The play describes a family reunion wherein a number of celebrities surnamed Smith gather to sort out various problems that afflict them, ranging from lineage and patrimony issues, to an impending storm that threatens to obliterate their ancestral home at Fort Smith, Arkansas, and the malignancy of a vein of blue crystals evidently ready to erupt underneath the surface of the earth, while sports telecaster Howard K. Smith suffers abduction to Planet Beta-3 at the hands of the Blue Fairy, and other disasters befall, or at least appear ready to.
The appearance of Pinochio, brightly clad in a mountaineer’s cap and a pair of lederhosen, gave a touch of old-world ambience, but the best costume was worn or rathered shouldered by the Blue Fairy, whose wings emerged from a blue milk crate, to which a number of blue-and-white feather dusters were stiffly attached.

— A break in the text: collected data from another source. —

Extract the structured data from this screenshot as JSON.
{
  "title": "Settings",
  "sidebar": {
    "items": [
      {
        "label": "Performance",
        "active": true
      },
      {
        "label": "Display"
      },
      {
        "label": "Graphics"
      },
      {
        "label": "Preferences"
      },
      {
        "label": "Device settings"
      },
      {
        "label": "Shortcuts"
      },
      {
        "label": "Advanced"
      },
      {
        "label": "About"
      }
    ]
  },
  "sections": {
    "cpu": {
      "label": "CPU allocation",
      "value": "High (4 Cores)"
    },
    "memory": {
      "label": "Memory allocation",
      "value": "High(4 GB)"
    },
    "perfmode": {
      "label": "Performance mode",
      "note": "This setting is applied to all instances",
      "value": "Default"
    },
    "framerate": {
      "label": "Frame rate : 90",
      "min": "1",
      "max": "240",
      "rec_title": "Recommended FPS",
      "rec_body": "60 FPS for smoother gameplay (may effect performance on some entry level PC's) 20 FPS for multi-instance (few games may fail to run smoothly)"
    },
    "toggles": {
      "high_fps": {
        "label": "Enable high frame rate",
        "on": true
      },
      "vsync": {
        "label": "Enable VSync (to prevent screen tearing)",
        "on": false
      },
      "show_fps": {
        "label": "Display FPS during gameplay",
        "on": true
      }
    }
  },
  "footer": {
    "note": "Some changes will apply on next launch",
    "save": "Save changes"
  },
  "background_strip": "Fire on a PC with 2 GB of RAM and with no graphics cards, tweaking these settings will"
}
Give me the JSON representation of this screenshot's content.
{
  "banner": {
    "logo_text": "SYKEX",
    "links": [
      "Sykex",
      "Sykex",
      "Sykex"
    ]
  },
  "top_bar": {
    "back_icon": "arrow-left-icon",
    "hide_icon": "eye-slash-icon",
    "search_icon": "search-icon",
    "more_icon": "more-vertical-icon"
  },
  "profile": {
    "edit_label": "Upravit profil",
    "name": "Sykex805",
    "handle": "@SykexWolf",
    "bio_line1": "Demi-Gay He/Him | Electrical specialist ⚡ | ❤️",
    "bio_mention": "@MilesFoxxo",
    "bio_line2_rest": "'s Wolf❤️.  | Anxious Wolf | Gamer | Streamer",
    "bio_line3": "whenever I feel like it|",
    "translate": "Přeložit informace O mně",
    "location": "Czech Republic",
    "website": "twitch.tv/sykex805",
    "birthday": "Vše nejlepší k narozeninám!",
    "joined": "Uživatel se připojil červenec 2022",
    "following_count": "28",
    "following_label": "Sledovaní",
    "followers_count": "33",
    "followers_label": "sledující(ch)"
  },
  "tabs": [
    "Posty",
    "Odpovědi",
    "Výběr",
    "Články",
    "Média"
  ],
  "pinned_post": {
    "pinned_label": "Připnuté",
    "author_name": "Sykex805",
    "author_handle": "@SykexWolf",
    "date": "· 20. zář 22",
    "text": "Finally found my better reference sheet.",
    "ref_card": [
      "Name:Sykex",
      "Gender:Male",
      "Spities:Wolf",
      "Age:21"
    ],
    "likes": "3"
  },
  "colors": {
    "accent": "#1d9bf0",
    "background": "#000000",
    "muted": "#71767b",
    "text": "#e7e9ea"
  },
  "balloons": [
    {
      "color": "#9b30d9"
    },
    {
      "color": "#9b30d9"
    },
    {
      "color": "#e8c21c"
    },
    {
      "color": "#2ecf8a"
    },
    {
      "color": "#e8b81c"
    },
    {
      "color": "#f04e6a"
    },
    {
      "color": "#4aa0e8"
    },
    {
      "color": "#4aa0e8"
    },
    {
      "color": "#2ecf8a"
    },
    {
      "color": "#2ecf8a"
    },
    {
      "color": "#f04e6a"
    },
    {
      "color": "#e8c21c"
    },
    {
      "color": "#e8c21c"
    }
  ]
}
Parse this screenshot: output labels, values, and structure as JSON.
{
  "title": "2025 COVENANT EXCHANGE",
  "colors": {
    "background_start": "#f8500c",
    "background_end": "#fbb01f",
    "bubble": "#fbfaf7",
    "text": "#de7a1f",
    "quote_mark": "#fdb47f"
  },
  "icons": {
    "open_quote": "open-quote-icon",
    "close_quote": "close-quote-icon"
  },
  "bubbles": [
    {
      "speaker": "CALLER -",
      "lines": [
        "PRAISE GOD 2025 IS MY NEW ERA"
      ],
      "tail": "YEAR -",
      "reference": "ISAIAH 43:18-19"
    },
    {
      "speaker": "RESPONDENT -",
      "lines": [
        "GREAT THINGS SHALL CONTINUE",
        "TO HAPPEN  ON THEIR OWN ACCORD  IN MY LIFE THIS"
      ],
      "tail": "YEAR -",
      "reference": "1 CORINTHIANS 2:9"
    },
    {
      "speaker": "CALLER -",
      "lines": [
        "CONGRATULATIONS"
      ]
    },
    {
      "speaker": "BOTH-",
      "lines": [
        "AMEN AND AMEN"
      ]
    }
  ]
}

As the plot gradually imploded upon itself and devolved into a maelstrom of silliness, a very moving portrayal of the singer Anna Nicole Smith was offered by Cliff Hengst, whose off-handed drag performance superceded the grotesque and went on to knock ponderously at the gates of accomplished monstrosity.
One thinks of absurdist drama, or Charlie Ludlam’s Theater of the Ridiculous—but why bother really, these SPT poets theater shows are great fun and deserve lots more recognition from the community, from KQED-TV, for example, which needs to tape and broadcast them—how nice it would be to come home from work some day and see a show like this during prime-time, to replace the usual slobber on network televison.
And one might have hoped that Litquake, currently enraptured by the forthcoming sponsored appearances of Amy Tan and James Ellroy—now there's an idea for a poets theater show—could have at least mentioned The Smith Family on their Saturday event schedule.